To start with two decades of poems and illustrations were catalogued and given databases. Then a style guide was created. And purple - not as commonly used as you might think - was given more prominence. The result was greater guidance for licensees and a clearer message at retail.
The figures have certainly been impressive. Existing licences such as Hallmark greetings cards and Macmillan gift books have enjoyed increasing sales since Coolabi acquired the brand. Both licences benefit enormously from the consumer connection between Ronnie and events. To take a simple example, Purple Ronnie's Little Book for a Smashing Dad was at Number One and Purple Ronnie's Little Book for a Smashing Grandad was at Number Two in the Sunday Times sales chart well before the end of the week leading up to Father’s Day. Greencore’s celebration cakes, meanwhile, are the third most popular licensed character cakes in the country.

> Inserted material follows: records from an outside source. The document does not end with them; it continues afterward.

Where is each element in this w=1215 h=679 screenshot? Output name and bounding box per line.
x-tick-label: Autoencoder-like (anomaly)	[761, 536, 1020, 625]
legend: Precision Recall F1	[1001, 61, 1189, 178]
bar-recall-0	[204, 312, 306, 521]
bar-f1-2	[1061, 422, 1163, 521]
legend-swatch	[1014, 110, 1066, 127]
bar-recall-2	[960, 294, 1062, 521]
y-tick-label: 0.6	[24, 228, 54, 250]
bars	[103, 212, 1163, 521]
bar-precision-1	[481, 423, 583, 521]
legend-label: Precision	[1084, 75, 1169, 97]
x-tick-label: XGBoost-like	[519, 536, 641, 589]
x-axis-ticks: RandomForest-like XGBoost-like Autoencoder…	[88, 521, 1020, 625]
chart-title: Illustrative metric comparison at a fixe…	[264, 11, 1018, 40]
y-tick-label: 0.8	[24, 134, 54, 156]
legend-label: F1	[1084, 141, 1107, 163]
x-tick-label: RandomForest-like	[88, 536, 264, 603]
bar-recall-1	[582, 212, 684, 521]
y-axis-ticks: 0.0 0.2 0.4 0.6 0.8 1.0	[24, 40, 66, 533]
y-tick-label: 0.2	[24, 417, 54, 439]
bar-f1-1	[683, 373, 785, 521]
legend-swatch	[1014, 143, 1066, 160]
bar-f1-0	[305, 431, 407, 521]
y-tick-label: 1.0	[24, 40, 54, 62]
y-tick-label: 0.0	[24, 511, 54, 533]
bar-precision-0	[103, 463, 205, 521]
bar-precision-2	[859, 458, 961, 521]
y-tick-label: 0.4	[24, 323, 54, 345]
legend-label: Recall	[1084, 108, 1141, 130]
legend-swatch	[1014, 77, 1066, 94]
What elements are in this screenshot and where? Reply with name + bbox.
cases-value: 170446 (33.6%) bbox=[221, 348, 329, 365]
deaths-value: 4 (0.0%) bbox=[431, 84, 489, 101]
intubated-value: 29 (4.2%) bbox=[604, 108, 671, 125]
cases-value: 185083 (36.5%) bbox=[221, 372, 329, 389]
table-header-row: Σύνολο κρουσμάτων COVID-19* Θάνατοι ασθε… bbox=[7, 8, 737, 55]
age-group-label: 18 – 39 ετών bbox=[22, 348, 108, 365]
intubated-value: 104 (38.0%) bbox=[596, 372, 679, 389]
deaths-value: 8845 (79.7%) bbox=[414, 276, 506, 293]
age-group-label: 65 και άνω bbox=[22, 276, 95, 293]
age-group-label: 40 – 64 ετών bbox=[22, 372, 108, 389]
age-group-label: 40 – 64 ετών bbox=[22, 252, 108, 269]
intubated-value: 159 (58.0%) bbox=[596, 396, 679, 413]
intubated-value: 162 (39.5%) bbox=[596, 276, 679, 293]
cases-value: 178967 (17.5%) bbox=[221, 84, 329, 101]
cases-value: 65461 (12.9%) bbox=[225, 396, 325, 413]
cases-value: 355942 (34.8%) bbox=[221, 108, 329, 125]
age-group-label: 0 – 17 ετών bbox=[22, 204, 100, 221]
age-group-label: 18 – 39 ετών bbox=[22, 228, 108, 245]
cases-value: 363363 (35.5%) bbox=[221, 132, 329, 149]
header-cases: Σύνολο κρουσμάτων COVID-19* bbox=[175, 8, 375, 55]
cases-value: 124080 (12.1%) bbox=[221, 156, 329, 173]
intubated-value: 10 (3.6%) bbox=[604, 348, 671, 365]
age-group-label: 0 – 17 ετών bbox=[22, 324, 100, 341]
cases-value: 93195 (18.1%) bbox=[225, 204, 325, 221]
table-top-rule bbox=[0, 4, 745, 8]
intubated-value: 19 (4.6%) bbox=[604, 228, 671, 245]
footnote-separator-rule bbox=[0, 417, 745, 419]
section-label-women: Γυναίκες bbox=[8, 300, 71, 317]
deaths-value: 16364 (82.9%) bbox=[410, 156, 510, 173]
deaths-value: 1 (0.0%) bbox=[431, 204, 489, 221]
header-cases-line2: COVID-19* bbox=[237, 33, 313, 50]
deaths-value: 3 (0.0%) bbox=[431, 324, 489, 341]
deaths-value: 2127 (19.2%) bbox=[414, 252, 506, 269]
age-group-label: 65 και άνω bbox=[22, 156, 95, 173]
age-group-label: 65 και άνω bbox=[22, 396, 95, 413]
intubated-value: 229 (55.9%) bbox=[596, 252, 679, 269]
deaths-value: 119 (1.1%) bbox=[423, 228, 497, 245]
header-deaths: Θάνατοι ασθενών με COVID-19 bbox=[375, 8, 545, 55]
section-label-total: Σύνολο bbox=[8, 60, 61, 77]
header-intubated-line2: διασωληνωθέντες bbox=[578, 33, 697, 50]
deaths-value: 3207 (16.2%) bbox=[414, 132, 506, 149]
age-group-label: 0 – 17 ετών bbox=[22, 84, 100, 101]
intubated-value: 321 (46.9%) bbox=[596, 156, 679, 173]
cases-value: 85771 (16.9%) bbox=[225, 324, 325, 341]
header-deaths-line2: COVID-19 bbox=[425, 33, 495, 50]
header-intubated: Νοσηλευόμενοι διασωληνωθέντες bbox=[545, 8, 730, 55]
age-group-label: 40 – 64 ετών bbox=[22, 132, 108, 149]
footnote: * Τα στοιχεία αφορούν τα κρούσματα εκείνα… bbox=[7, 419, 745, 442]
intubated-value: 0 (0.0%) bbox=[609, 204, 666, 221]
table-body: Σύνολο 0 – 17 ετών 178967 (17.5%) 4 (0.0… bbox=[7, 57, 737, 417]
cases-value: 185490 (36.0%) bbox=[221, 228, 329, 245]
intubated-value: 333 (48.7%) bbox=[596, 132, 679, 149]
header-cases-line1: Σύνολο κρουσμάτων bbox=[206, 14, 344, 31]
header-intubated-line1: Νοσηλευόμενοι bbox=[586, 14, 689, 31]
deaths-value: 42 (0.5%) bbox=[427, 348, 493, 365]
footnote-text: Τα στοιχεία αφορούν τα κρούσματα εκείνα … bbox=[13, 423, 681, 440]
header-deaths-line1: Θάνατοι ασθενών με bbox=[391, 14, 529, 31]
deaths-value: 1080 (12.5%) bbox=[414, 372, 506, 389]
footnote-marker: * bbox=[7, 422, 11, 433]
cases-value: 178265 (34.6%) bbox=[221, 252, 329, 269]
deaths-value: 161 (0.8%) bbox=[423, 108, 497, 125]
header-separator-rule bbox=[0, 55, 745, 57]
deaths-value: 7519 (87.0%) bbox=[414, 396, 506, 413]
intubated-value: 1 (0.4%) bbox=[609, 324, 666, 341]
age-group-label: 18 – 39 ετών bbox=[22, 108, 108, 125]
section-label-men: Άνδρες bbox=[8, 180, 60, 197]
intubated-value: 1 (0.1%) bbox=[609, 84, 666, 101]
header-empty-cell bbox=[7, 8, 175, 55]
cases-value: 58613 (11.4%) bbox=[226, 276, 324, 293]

Extending the licence range was another task Coolabi set itself. Early successes included Portico, which took on the licence for calendars, Paul Lamond Games for party games and Beacon Foods for confectionery.
Visibility is less of a challenge. Purple Ronnie products can be found in Clintons, Asda, Sainsbury’s, Morrison’s, Tesco, Waterstone’s and WH Smith as well as independent gift stores all over the country. “It’s difficult to extend blanket coverage,” admits Woodward, “but we are working closely with the key retailers to maximise each occasion and build sales across the board.”
Not only that, but Ronnie may at last invade other English-speaking markets. “North America is our next target and we’re currently exploring options and approaches there,” Woodward says.
Back home Coolabi is planning targeted publicity initiatives, such as website redesign and a sponsored poetry tour around the universities with performance poets “so that we can bring on board a new generation of student Ronnie fans”. She continues: “We don’t target under 13s with Purple Ronnie. Young teens and adults are our focus. He’s a cheeky chap and has an adult approach to life.”
Which makes him pretty much perfect for getting across a very adult message. Last year Purple Ronnie teamed up with the Prostate Cancer Charity to raise awareness of a cancer that kills a staggering 10,000 men a year in the UK. There’s even been a special poem written for the licensing and retail trade, one which perfectly captures the generous spirit and gleeful naughtiness of his character. It goes like this: It's best to get your prostate checked/ So go on - don't be dumb/ Just let a friendly doctor/ Stick a finger up your ***!